With the Rock Crawler prepped, we headed out to the gardens outside of our office to wreak havoc on the landscaping. Instantly we discovered that the steering and throttle are not proportional and there is a slight delay in the steering response. You get full steering lock side to side with steering input and full or reverse throttle depending where you move the radio’s trigger. This meant one thing, full on bash mode testing! We grabbed throttle and tore through the woodchips and dirt, zig-zagged around and over plants and crested a number of rocks. Although it didn’t have the hobby performance traits we were used to, it was fun just romping on the Rock Crawler without worry, we were having fun! Then we put it in the hands of who this rig is truly meant for, the young first time driver. My kids were game for some off-road fun and cranked on the radio’s wheel and trigger running the crawler around. The Crawler climbs small hills well, churns up the dirt and spits out mulch. I let my kids drive the truck for a number of battery packs and although it wound up covered in mud and grime, it held up to their torture test. When they were done, we did glue up the tires and the Crawler had better pull up the hills without the tires slipping in the rims and their seemed to be no additional stress to the drivetrain.

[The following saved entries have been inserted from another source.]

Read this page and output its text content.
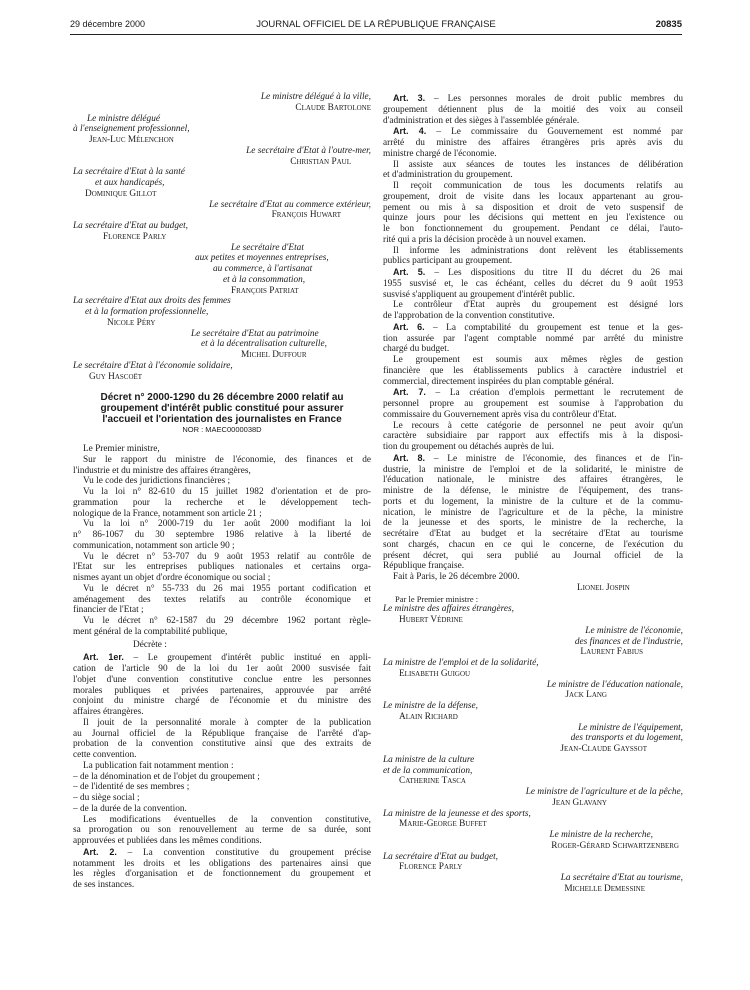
29 décembre 2000	JOURNAL OFFICIEL DE LA RÉPUBLIQUE FRANÇAISE	20835
Le ministre délégué à la ville,
Claude Bartolone
Le ministre délégué
à l'enseignement professionnel,
Jean-Luc Mélenchon
Le secrétaire d'Etat à l'outre-mer,
Christian Paul
La secrétaire d'Etat à la santé
et aux handicapés,
Dominique Gillot
Le secrétaire d'Etat au commerce extérieur,
François Huwart
La secrétaire d'Etat au budget,
Florence Parly
Le secrétaire d'Etat
aux petites et moyennes entreprises,
au commerce, à l'artisanat
et à la consommation,
François Patriat
La secrétaire d'Etat aux droits des femmes
et à la formation professionnelle,
Nicole Péry
Le secrétaire d'Etat au patrimoine
et à la décentralisation culturelle,
Michel Duffour
Le secrétaire d'Etat à l'économie solidaire,
Guy Hascoët
Décret n° 2000-1290 du 26 décembre 2000 relatif au
groupement d'intérêt public constitué pour assurer
l'accueil et l'orientation des journalistes en France
NOR : MAEC0000038D
Le Premier ministre,
Sur le rapport du ministre de l'économie, des finances et de
l'industrie et du ministre des affaires étrangères,
Vu le code des juridictions financières ;
Vu la loi n° 82-610 du 15 juillet 1982 d'orientation et de pro-
grammation pour la recherche et le développement tech-
nologique de la France, notamment son article 21 ;
Vu la loi n° 2000-719 du 1er août 2000 modifiant la loi
n° 86-1067 du 30 septembre 1986 relative à la liberté de
communication, notamment son article 90 ;
Vu le décret n° 53-707 du 9 août 1953 relatif au contrôle de
l'Etat sur les entreprises publiques nationales et certains orga-
nismes ayant un objet d'ordre économique ou social ;
Vu le décret n° 55-733 du 26 mai 1955 portant codification et
aménagement des textes relatifs au contrôle économique et
financier de l'Etat ;
Vu le décret n° 62-1587 du 29 décembre 1962 portant règle-
ment général de la comptabilité publique,
Décrète :
Art. 1er. – Le groupement d'intérêt public institué en appli-
cation de l'article 90 de la loi du 1er août 2000 susvisée fait
l'objet d'une convention constitutive conclue entre les personnes
morales publiques et privées partenaires, approuvée par arrêté
conjoint du ministre chargé de l'économie et du ministre des
affaires étrangères.
Il jouit de la personnalité morale à compter de la publication
au Journal officiel de la République française de l'arrêté d'ap-
probation de la convention constitutive ainsi que des extraits de
cette convention.
La publication fait notamment mention :
– de la dénomination et de l'objet du groupement ;
– de l'identité de ses membres ;
– du siège social ;
– de la durée de la convention.
Les modifications éventuelles de la convention constitutive,
sa prorogation ou son renouvellement au terme de sa durée, sont
approuvées et publiées dans les mêmes conditions.
Art. 2. – La convention constitutive du groupement précise
notamment les droits et les obligations des partenaires ainsi que
les règles d'organisation et de fonctionnement du groupement et
de ses instances.
Art. 3. – Les personnes morales de droit public membres du
groupement détiennent plus de la moitié des voix au conseil
d'administration et des sièges à l'assemblée générale.
Art. 4. – Le commissaire du Gouvernement est nommé par
arrêté du ministre des affaires étrangères pris après avis du
ministre chargé de l'économie.
Il assiste aux séances de toutes les instances de délibération
et d'administration du groupement.
Il reçoit communication de tous les documents relatifs au
groupement, droit de visite dans les locaux appartenant au grou-
pement ou mis à sa disposition et droit de veto suspensif de
quinze jours pour les décisions qui mettent en jeu l'existence ou
le bon fonctionnement du groupement. Pendant ce délai, l'auto-
rité qui a pris la décision procède à un nouvel examen.
Il informe les administrations dont relèvent les établissements
publics participant au groupement.
Art. 5. – Les dispositions du titre II du décret du 26 mai
1955 susvisé et, le cas échéant, celles du décret du 9 août 1953
susvisé s'appliquent au groupement d'intérêt public.
Le contrôleur d'Etat auprès du groupement est désigné lors
de l'approbation de la convention constitutive.
Art. 6. – La comptabilité du groupement est tenue et la ges-
tion assurée par l'agent comptable nommé par arrêté du ministre
chargé du budget.
Le groupement est soumis aux mêmes règles de gestion
financière que les établissements publics à caractère industriel et
commercial, directement inspirées du plan comptable général.
Art. 7. – La création d'emplois permettant le recrutement de
personnel propre au groupement est soumise à l'approbation du
commissaire du Gouvernement après visa du contrôleur d'Etat.
Le recours à cette catégorie de personnel ne peut avoir qu'un
caractère subsidiaire par rapport aux effectifs mis à la disposi-
tion du groupement ou détachés auprès de lui.
Art. 8. – Le ministre de l'économie, des finances et de l'in-
dustrie, la ministre de l'emploi et de la solidarité, le ministre de
l'éducation nationale, le ministre des affaires étrangères, le
ministre de la défense, le ministre de l'équipement, des trans-
ports et du logement, la ministre de la culture et de la commu-
nication, le ministre de l'agriculture et de la pêche, la ministre
de la jeunesse et des sports, le ministre de la recherche, la
secrétaire d'Etat au budget et la secrétaire d'Etat au tourisme
sont chargés, chacun en ce qui le concerne, de l'exécution du
présent décret, qui sera publié au Journal officiel de la
République française.
Fait à Paris, le 26 décembre 2000.
Lionel Jospin
Par le Premier ministre :
Le ministre des affaires étrangères,
Hubert Védrine
Le ministre de l'économie,
des finances et de l'industrie,
Laurent Fabius
La ministre de l'emploi et de la solidarité,
Élisabeth Guigou
Le ministre de l'éducation nationale,
Jack Lang
Le ministre de la défense,
Alain Richard
Le ministre de l'équipement,
des transports et du logement,
Jean-Claude Gayssot
La ministre de la culture
et de la communication,
Catherine Tasca
Le ministre de l'agriculture et de la pêche,
Jean Glavany
La ministre de la jeunesse et des sports,
Marie-George Buffet
Le ministre de la recherche,
Roger-Gérard Schwartzenberg
La secrétaire d'Etat au budget,
Florence Parly
La secrétaire d'Etat au tourisme,
Michelle Demessine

RATING TALLY: (Rated for young first time driver)
Performance – Acceleration: 7
Performance – Steering: 7
Performance – Handling: 7
Performance – Durability: 8
Feature Breakdown: 7
Overall Value: 8
THE LAST WORD
The HB-P1803 Rock Crawler is basically a toy grade machine with a few hobby grade styling cues aimed at the young entry level RC driver who is excited about off-road fun. For the price tag of under $30 we would recommend this all day long for gifts and just for fun purchases IF you have the ability to charge the battery or if a US plug option is offered soon. The Rock Crawler is simple off-road fun!